Rendell, however, contends that he’s protected because the funds, as far as he knows, were “raised by individual Iranian expat groups” in the U.S. and Europe.

“Please,” Greenwald tells me. “Iranians who love MEK pay the fees in order to keep a thin layer of separation―any real investigation will find the source of those funds.”

Finally, Rendell says the law should not apply here: The State Department has urged him to dialogue with the MEK. And MEK’s blue-chip American supporters ― could they all have broken the law?

“If you indict me, I hope you know, you have to indict 67 other Americans who did the same thing, including seven generals … [who] served in Iraq. You’d have to indict James Jones, President Obama’s first NSC chief adviser, you’d have to indict former Attorney General [Michael] Mukasey, former FBI Director Louis Freeh … the whole kit and caboodle.” That caboodle is voluminous and high-powered, including Tom Ridge, UN Ambassador John Bolton, Rudolph Giuliani and Howard Dean, among others.
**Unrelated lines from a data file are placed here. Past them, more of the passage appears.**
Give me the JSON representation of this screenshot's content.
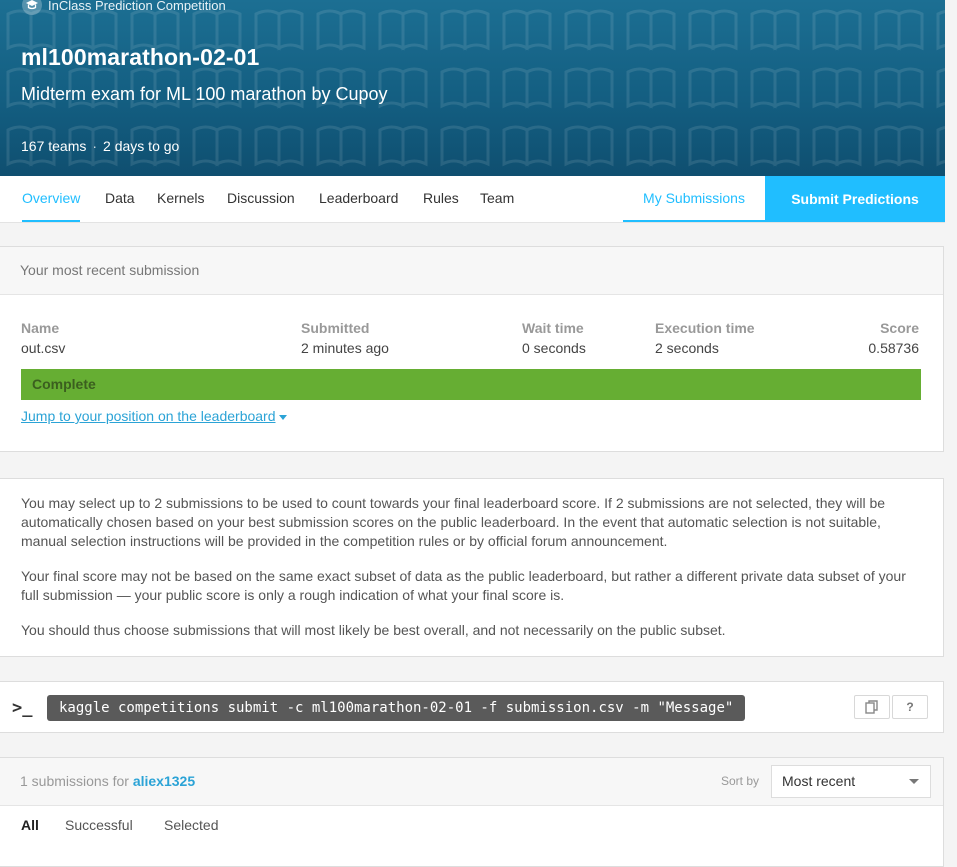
{
  "competition": {
    "type_label": "InClass Prediction Competition",
    "title": "ml100marathon-02-01",
    "subtitle": "Midterm exam for ML 100 marathon by Cupoy",
    "teams": "167 teams",
    "deadline": "2 days to go"
  },
  "nav": {
    "items": [
      {
        "label": "Overview",
        "active": true
      },
      {
        "label": "Data"
      },
      {
        "label": "Kernels"
      },
      {
        "label": "Discussion"
      },
      {
        "label": "Leaderboard"
      },
      {
        "label": "Rules"
      },
      {
        "label": "Team"
      }
    ],
    "my_submissions": "My Submissions",
    "submit_predictions": "Submit Predictions"
  },
  "recent": {
    "header": "Your most recent submission",
    "columns": {
      "name": {
        "label": "Name",
        "value": "out.csv"
      },
      "submitted": {
        "label": "Submitted",
        "value": "2 minutes ago"
      },
      "wait": {
        "label": "Wait time",
        "value": "0 seconds"
      },
      "execution": {
        "label": "Execution time",
        "value": "2 seconds"
      },
      "score": {
        "label": "Score",
        "value": "0.58736"
      }
    },
    "status": "Complete",
    "status_color": "#66ae33",
    "jump_link": "Jump to your position on the leaderboard"
  },
  "info": {
    "p1": "You may select up to 2 submissions to be used to count towards your final leaderboard score. If 2 submissions are not selected, they will be automatically chosen based on your best submission scores on the public leaderboard. In the event that automatic selection is not suitable, manual selection instructions will be provided in the competition rules or by official forum announcement.",
    "p2": "Your final score may not be based on the same exact subset of data as the public leaderboard, but rather a different private data subset of your full submission — your public score is only a rough indication of what your final score is.",
    "p3": "You should thus choose submissions that will most likely be best overall, and not necessarily on the public subset."
  },
  "cli": {
    "prompt": ">_",
    "command": "kaggle competitions submit -c ml100marathon-02-01 -f submission.csv -m \"Message\"",
    "help": "?"
  },
  "submissions": {
    "count_text": "1 submissions for",
    "user": "aliex1325",
    "sort_label": "Sort by",
    "sort_value": "Most recent",
    "tabs": [
      "All",
      "Successful",
      "Selected"
    ]
  },
  "colors": {
    "brand": "#20beff",
    "banner": "#135d80",
    "link": "#2ba3d6"
  }
}
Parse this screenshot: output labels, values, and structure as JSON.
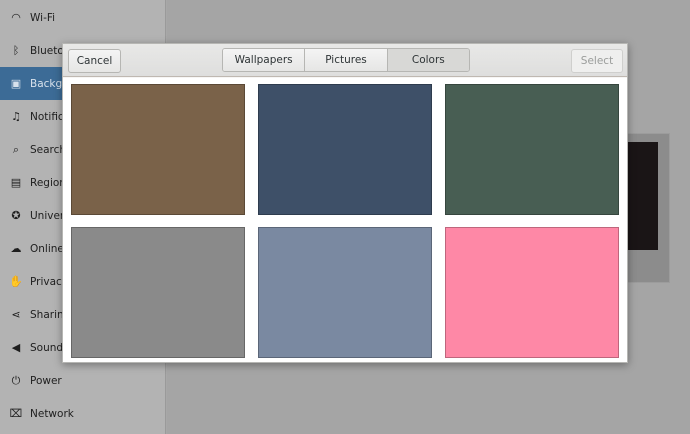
{
  "sidebar": {
    "items": [
      {
        "label": "Wi-Fi",
        "icon": "wifi-icon",
        "glyph": "◠",
        "active": false
      },
      {
        "label": "Bluetooth",
        "icon": "bluetooth-icon",
        "glyph": "ᛒ",
        "active": false
      },
      {
        "label": "Background",
        "icon": "background-icon",
        "glyph": "▣",
        "active": true
      },
      {
        "label": "Notifications",
        "icon": "bell-icon",
        "glyph": "🔔",
        "active": false
      },
      {
        "label": "Search",
        "icon": "search-icon",
        "glyph": "⌕",
        "active": false
      },
      {
        "label": "Region & Language",
        "icon": "region-icon",
        "glyph": "▤",
        "active": false
      },
      {
        "label": "Universal Access",
        "icon": "universal-access-icon",
        "glyph": "✪",
        "active": false
      },
      {
        "label": "Online Accounts",
        "icon": "online-accounts-icon",
        "glyph": "☁",
        "active": false
      },
      {
        "label": "Privacy",
        "icon": "privacy-hand-icon",
        "glyph": "✋",
        "active": false
      },
      {
        "label": "Sharing",
        "icon": "share-icon",
        "glyph": "⋖",
        "active": false
      },
      {
        "label": "Sound",
        "icon": "speaker-icon",
        "glyph": "◀",
        "active": false
      },
      {
        "label": "Power",
        "icon": "power-icon",
        "glyph": "⏻",
        "active": false
      },
      {
        "label": "Network",
        "icon": "network-icon",
        "glyph": "⌧",
        "active": false
      }
    ]
  },
  "dialog": {
    "cancel_label": "Cancel",
    "select_label": "Select",
    "tabs": [
      {
        "label": "Wallpapers",
        "active": false
      },
      {
        "label": "Pictures",
        "active": false
      },
      {
        "label": "Colors",
        "active": true
      }
    ],
    "colors": [
      "#7a6249",
      "#3e5068",
      "#485e53",
      "#8a8a8a",
      "#7a89a1",
      "#fe88a6"
    ]
  }
}
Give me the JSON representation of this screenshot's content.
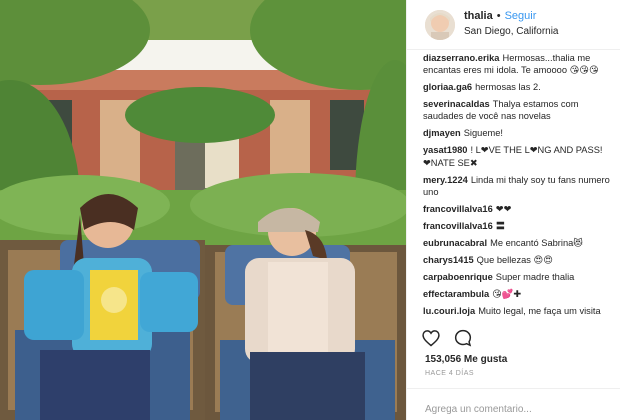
{
  "post": {
    "username": "thalia",
    "separator": "•",
    "follow_label": "Seguir",
    "location": "San Diego, California"
  },
  "comments": [
    {
      "user": "diazserrano.erika",
      "text": "Hermosas...thalia me encantas eres mi idola. Te amoooo 😘😘😘"
    },
    {
      "user": "gloriaa.ga6",
      "text": "hermosas las 2."
    },
    {
      "user": "severinacaldas",
      "text": "Thalya estamos com saudades de você nas novelas"
    },
    {
      "user": "djmayen",
      "text": "Sigueme!"
    },
    {
      "user": "yasat1980",
      "text": "! L❤VE THE L❤NG AND PASS! ❤NATE SE✖"
    },
    {
      "user": "mery.1224",
      "text": "Linda mi thaly soy tu fans numero uno"
    },
    {
      "user": "francovillalva16",
      "text": "❤❤"
    },
    {
      "user": "francovillalva16",
      "text": "〓"
    },
    {
      "user": "eubrunacabral",
      "text": "Me encantó Sabrina😻"
    },
    {
      "user": "charys1415",
      "text": "Que bellezas 😍😍"
    },
    {
      "user": "carpaboenrique",
      "text": "Super madre thalia"
    },
    {
      "user": "effectarambula",
      "text": "😘💕✚"
    },
    {
      "user": "lu.couri.loja",
      "text": "Muito legal, me faça um visita também 😊"
    }
  ],
  "actions": {
    "like_icon": "heart-icon",
    "comment_icon": "speech-bubble-icon"
  },
  "likes_text": "153,056 Me gusta",
  "time_text": "HACE 4 DÍAS",
  "comment_placeholder": "Agrega un comentario..."
}
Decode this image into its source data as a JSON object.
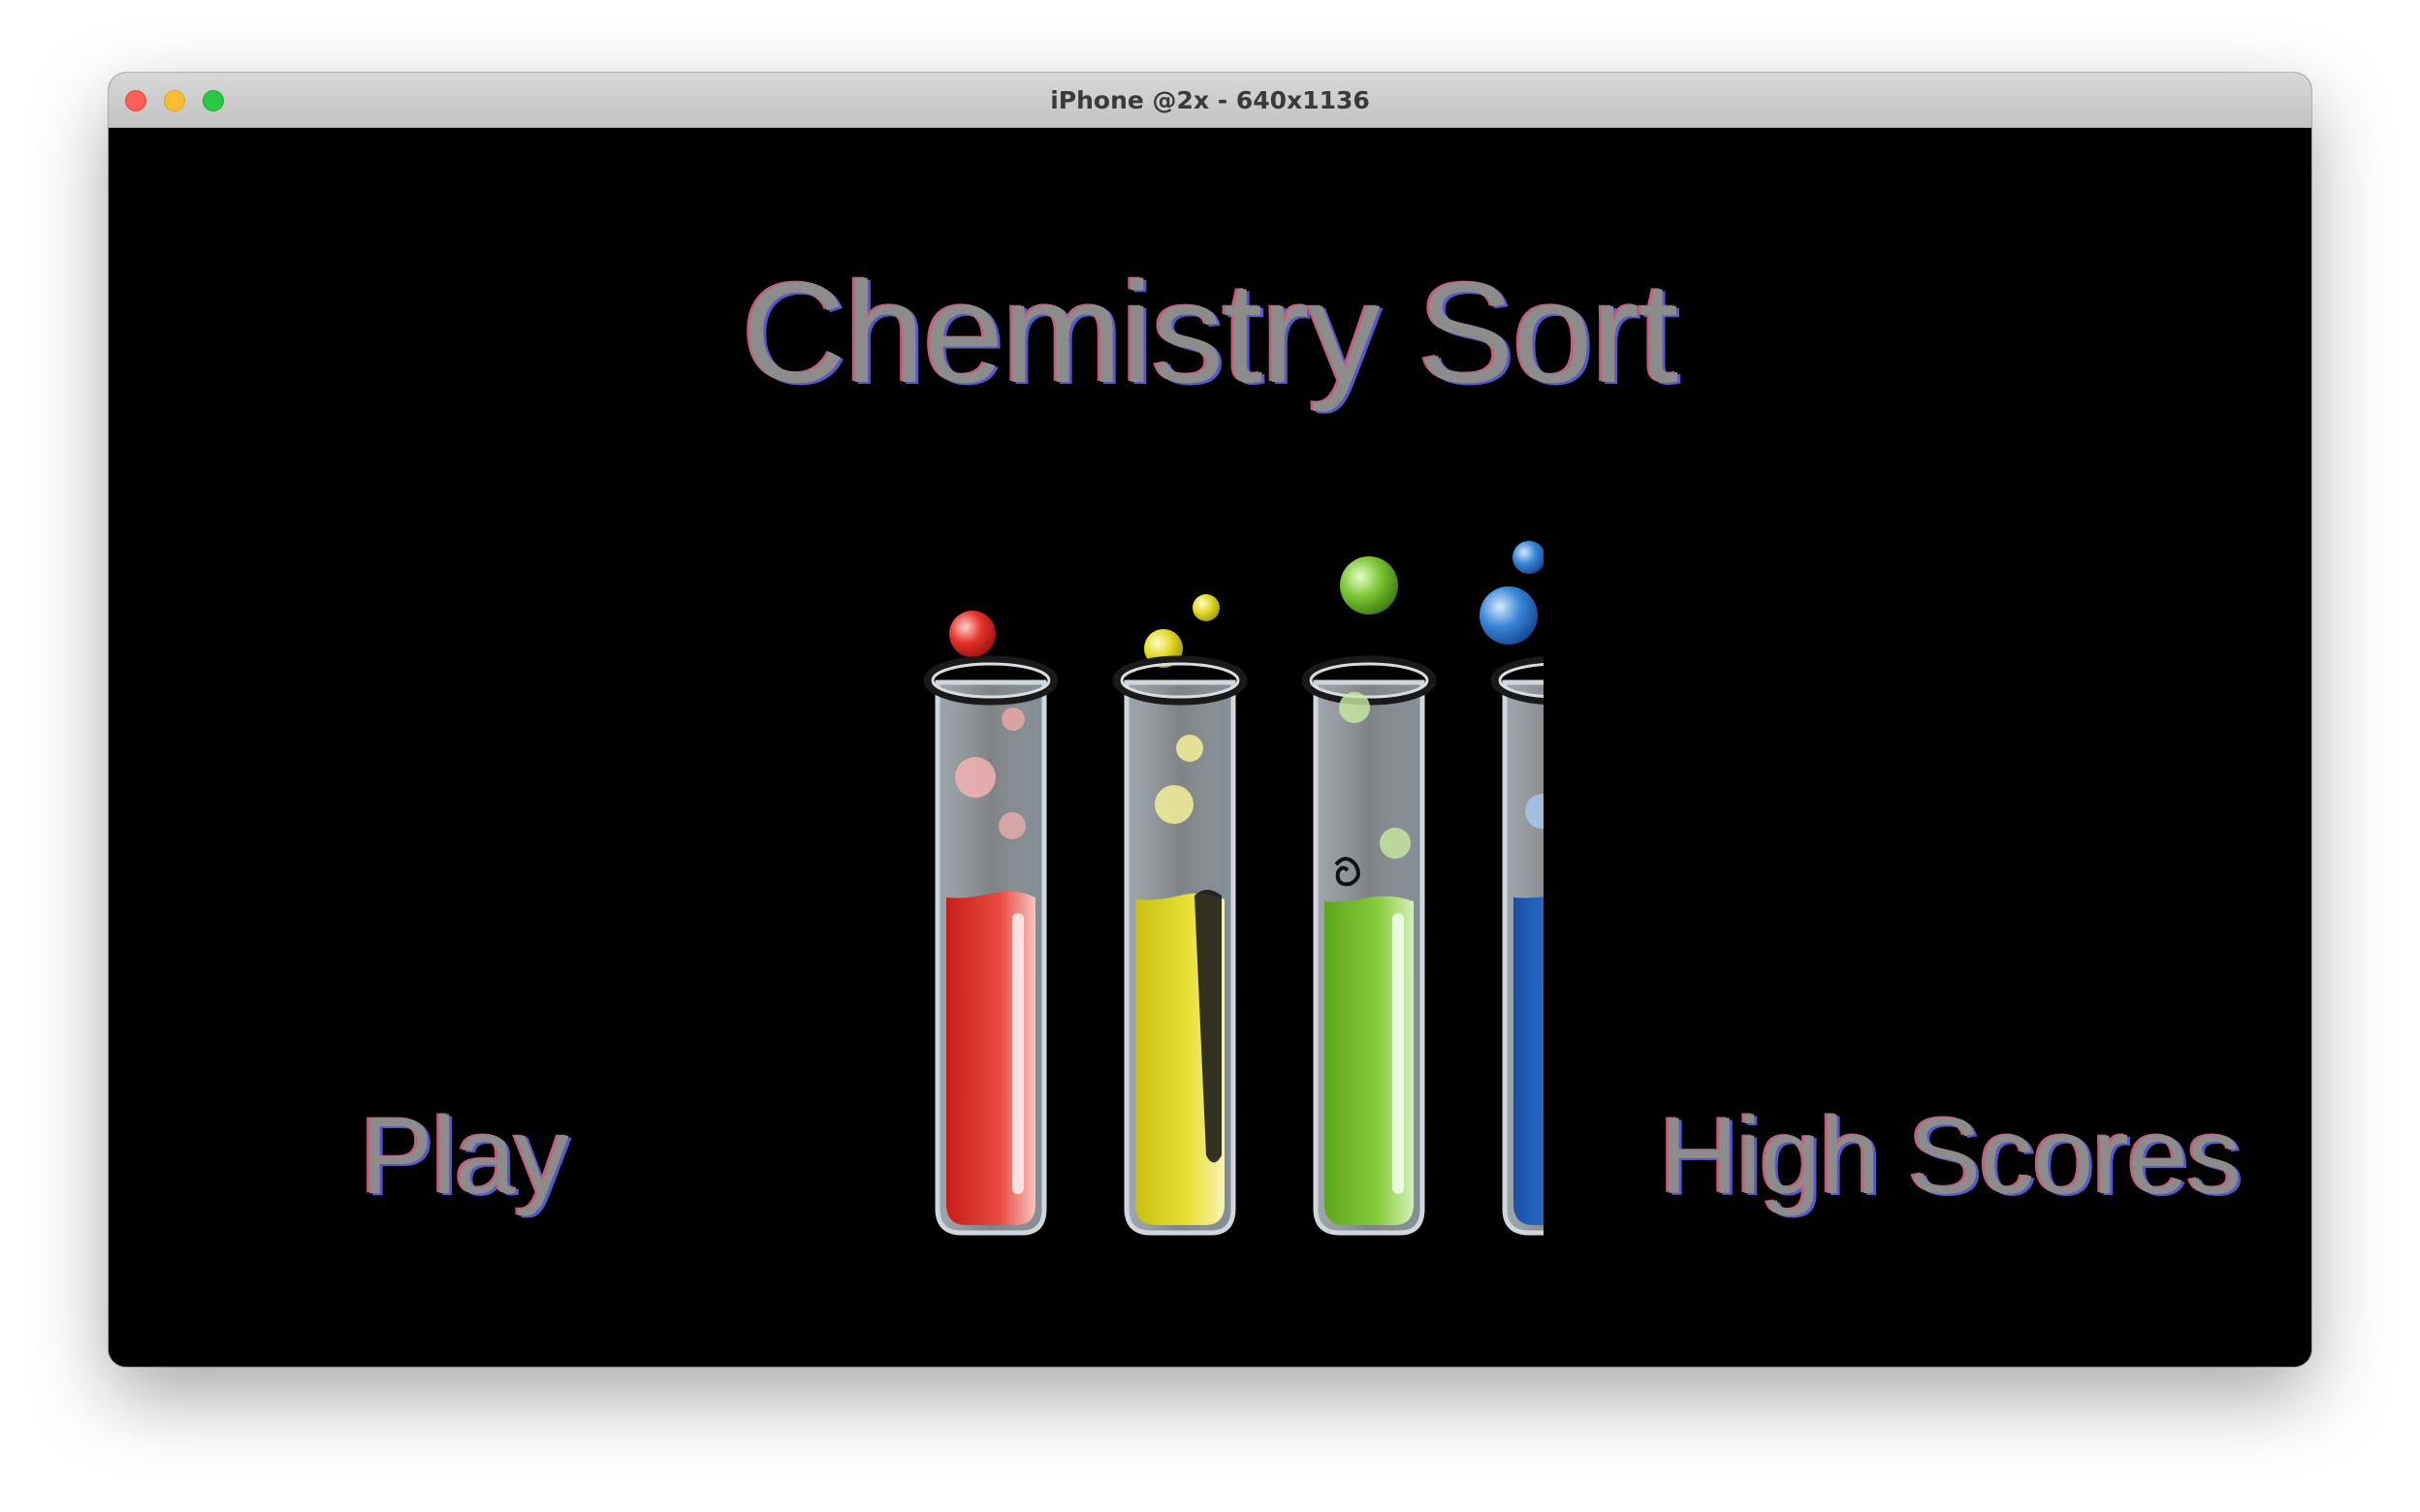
{
  "window": {
    "title": "iPhone @2x - 640x1136"
  },
  "game": {
    "title": "Chemistry Sort",
    "play_label": "Play",
    "high_scores_label": "High Scores"
  },
  "tubes": [
    {
      "name": "red",
      "color": "#e5332a",
      "light": "#f5a3a0"
    },
    {
      "name": "yellow",
      "color": "#e4d92a",
      "light": "#f3ee9a"
    },
    {
      "name": "green",
      "color": "#7cc534",
      "light": "#c8eaa0"
    },
    {
      "name": "blue",
      "color": "#2d6fcd",
      "light": "#a9c8f0"
    }
  ],
  "colors": {
    "title_text": "#8c8c8c",
    "shadow_pink": "#c0617a",
    "shadow_blue": "#5a58c8",
    "background": "#000000"
  }
}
“You tell me that anyone has the right to restrict my freedom of speech and I’ll tell you you’re dead wrong,” Rendell insists.

I wish I were wrong. The Supreme Court’s three dissenters protested that the decision “gravely and without adequate justification injure[s] interests of the kind the First Amendment protects.” So it does. It’s a frightening law and a horrible ruling that pulverizes First Amendment free speech protections. But as long as political nobodies face prosecution for speech crimes, so should elites. Indict Rendell ― and Ridge, Mukasey, Giuliani, etc. ― or repeal this law.